WKU students smoke socially at work, school

Louisville senior Zack Martin passes back the lighter he borrows from Lewisport junior Ilea Schneider outside of the Snell Hall. “There is nothing good about it,” said Martin about social smoking. “I’ve only been smoking for three months. One turned into a pack.” Schneider started smoking at age 15 because her dad smoked, but she wishes she could quit.

Maciena Justice

Senior Elizabeth Nethaway works at

the Prince Hookah Lounge and has observed the habits of

smokers.

The Alliance, Neb., native said

smokers wait to light up until they are next to someone who is also

smoking. 

“It’s something you got in common,”

Nethaway said. “‘Hey, can I bum a lighter? Sure, let’s talk about

something.’ It’s a real good way to strike up a conversation and

make new friends.”

She added that she smokes the most

when she is at work. 

Nethaway said that her parents smoke

and she always felt comfortable around smokers. She started smoking

last November because the people she was around were

smoking. 

“I tried one and liked it,” she

said.

The same social aspect of smoking

can make it harder for a smoker trying to quit.  

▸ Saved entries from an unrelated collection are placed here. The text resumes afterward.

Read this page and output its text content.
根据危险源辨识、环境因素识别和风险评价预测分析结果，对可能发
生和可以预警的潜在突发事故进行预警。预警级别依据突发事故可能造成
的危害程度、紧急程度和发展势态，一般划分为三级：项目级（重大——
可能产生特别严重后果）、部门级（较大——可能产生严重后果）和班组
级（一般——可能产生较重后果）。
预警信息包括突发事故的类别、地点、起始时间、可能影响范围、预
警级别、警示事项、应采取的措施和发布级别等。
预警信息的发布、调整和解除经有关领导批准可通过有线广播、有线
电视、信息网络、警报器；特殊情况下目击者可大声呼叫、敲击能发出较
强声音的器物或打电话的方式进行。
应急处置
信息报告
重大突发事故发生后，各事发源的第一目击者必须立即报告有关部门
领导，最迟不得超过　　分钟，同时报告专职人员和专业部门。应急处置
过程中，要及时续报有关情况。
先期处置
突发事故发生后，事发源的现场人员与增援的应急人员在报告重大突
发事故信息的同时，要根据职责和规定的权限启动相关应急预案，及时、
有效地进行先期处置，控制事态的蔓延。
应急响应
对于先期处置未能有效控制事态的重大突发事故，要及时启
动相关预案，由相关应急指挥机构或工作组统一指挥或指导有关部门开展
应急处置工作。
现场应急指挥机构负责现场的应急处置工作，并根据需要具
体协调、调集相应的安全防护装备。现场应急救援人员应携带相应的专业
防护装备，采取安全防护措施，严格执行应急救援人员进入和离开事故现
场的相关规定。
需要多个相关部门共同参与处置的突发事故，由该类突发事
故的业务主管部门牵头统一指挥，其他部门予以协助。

“If you are around a bunch of

smokers and trying to quit, it is harder,” Nethaway said. “If one

person lights up a cigarette, everyone lights up.”

Nethaway also said that she smokes

more when she is around other people. 

“I don’t smoke much by myself,” she

said.

Nethaway, who is now trying to quit,

said that she doesn’t smoke around her boyfriend at all because he

isn’t a smoker.

Louisville junior Jasmine Taylor

started smoking when she was a senior in high school.  

“My friends smoked and that’s when

we all started drinking and those go hand in hand,” Taylor

said.

Taylor said that she isn’t a heavy

smoker, going through a pack in two weeks.  

“There is definitely a social

aspect, when there is nothing to do, people are like, ‘Oh you want

to smoke a cigarette?’” Taylor said.

Taylor said that she smokes more in

a group and rarely by herself.  

Matt Whitman, a senior from Austin,

Texas, said that he started smoking his freshman year of

college. 

“Sure, I smoke more frequently when

I’m around people,” he said.  “I would say that if you talk to

other people, I’d be willing to place money they say that they

smoke more when other people are smoking.”